In diminuzione risparmi e potere d’acquisto per le famiglie italiane. Lo rende noto l’Istat, che aggiorna i dati relativi al Conto delle Amministrazioni pubbliche (AP) e le stime relative alle famiglie e alle società.

I dati rilevati sono parte dei Conti trimestrali dei settori istituzionali. I dati relativi alle AP, invece, sono presentati e commentati in forma grezza, mentre quelli relativi alle famiglie e alle società in forma destagionalizzata.

Nel secondo trimestre 2023 l’indebitamento netto delle AP in rapporto al Pil è stato pari al -5,4% (-5,7% nello stesso trimestre del 2022).

Il saldo primario delle AP (indebitamento al netto degli interessi passivi) è risultato negativo, con un’incidenza sul Pil del -0,8% (-1,1% nel secondo trimestre del 2022). Il saldo corrente delle AP è stato positivo, con un’incidenza sul Pil dello 0,3% (0,6% nel secondo trimestre del 2022). La pressione fiscale è stata pari al 42,0%, stazionaria rispetto allo stesso periodo dell’anno precedente.

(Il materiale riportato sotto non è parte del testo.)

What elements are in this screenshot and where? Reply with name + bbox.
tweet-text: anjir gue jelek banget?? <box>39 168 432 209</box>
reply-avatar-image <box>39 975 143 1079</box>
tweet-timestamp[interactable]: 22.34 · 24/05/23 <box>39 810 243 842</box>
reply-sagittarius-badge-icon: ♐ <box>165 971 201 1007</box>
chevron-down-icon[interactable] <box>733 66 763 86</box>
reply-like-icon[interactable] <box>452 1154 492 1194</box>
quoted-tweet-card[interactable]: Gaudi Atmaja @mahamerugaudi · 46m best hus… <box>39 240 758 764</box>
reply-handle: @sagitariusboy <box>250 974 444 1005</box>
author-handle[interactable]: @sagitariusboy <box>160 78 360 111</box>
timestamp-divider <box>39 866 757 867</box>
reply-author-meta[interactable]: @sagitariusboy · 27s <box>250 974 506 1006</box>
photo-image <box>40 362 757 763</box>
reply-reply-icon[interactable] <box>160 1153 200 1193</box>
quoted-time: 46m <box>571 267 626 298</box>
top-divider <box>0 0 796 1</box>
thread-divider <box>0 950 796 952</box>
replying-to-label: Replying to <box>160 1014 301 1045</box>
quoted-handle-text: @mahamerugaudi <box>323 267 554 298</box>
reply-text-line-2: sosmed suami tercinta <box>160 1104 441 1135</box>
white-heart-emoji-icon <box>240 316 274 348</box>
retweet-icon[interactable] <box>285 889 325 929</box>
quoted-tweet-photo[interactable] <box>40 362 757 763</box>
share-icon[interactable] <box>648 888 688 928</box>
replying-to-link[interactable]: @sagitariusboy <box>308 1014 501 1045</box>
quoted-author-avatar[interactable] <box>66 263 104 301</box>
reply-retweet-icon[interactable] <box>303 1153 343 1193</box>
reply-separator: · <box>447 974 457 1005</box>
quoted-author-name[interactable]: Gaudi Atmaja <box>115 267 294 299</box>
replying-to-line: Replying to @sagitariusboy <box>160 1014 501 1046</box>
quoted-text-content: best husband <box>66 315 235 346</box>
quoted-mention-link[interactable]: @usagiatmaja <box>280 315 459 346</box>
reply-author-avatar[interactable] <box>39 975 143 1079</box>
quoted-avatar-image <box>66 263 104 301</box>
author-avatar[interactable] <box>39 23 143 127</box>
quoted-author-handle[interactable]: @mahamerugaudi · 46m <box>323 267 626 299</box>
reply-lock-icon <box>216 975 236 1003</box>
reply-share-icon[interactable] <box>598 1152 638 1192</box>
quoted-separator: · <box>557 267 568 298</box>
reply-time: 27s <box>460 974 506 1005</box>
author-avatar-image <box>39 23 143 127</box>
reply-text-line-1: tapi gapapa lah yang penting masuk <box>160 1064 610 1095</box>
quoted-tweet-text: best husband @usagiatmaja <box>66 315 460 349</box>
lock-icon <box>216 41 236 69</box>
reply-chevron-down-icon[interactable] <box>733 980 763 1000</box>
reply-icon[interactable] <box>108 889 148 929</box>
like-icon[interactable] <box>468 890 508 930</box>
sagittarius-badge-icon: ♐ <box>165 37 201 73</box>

Il reddito disponibile delle famiglie consumatrici è diminuito dello 0,1% rispetto al trimestre precedente, mentre i consumi sono cresciuti dello 0,2%. La propensione al risparmio delle famiglie consumatrici è stimata al 6,3%, in diminuzione di 0,4 punti percentuali rispetto al trimestre precedente. A fronte di una sostanziale stazionarietà dei prezzi, il potere d’acquisto delle famiglie è diminuito dello 0,2% rispetto al trimestre precedente.

La quota di profitto delle società non finanziarie, stimata al 43,2%, è diminuita di 1,9 punti percentuali rispetto al trimestre precedente. Il tasso di investimento delle società non finanziarie, stimato al 22,7%, è risultato stazionario rispetto al trimestre precedente.

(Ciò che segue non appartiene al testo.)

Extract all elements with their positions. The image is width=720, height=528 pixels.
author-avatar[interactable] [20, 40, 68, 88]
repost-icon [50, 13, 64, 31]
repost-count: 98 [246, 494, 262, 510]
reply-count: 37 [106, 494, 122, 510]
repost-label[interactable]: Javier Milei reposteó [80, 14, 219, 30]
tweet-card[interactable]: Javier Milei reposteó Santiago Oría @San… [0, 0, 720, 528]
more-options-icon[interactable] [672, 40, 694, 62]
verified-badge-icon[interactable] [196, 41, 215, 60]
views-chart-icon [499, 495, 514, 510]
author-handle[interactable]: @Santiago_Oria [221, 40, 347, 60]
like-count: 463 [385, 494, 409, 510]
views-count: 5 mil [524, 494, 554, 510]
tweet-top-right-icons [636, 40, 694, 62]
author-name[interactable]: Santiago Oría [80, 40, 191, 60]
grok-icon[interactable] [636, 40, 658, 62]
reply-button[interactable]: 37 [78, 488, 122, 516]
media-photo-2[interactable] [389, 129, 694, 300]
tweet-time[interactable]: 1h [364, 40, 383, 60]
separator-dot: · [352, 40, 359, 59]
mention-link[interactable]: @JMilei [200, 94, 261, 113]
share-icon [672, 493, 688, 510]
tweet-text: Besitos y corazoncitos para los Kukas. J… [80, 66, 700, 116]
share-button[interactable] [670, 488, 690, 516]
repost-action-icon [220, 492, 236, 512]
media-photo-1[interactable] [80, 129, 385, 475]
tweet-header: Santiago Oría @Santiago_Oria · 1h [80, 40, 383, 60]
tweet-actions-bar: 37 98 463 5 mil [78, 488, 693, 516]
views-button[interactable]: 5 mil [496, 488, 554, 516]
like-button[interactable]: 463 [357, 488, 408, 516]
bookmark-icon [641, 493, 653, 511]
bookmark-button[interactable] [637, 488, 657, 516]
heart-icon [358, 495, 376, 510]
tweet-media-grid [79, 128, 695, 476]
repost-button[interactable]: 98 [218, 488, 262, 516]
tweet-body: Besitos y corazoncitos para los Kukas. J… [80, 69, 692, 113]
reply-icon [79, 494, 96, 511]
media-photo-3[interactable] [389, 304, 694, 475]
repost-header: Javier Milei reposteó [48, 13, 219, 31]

“Nel secondo trimestre del 2023 – scrive Istat – il quadro di finanza pubblica mostra un indebitamento in miglioramento e una pressione fiscale stabile rispetto al secondo trimestre dell’anno precedente. Con riferimento alle famiglie, l’aumento della spesa per consumi finali, nonostante la lieve flessione del reddito disponibile, si riflette in una flessione della propensione al risparmio, che già da diversi trimestri si attesta sotto i livelli pre-Covid. Le società non finanziarie registrano una caduta del valore aggiunto e degli investimenti e, in maggior misura, del risultato lordo di gestione. Ne risulta – conclude l’Istituto – una flessione della quota di profitto e una stazionarietà del tasso di investimento, entrambi su livelli più alti rispetto al periodo pre-Covid.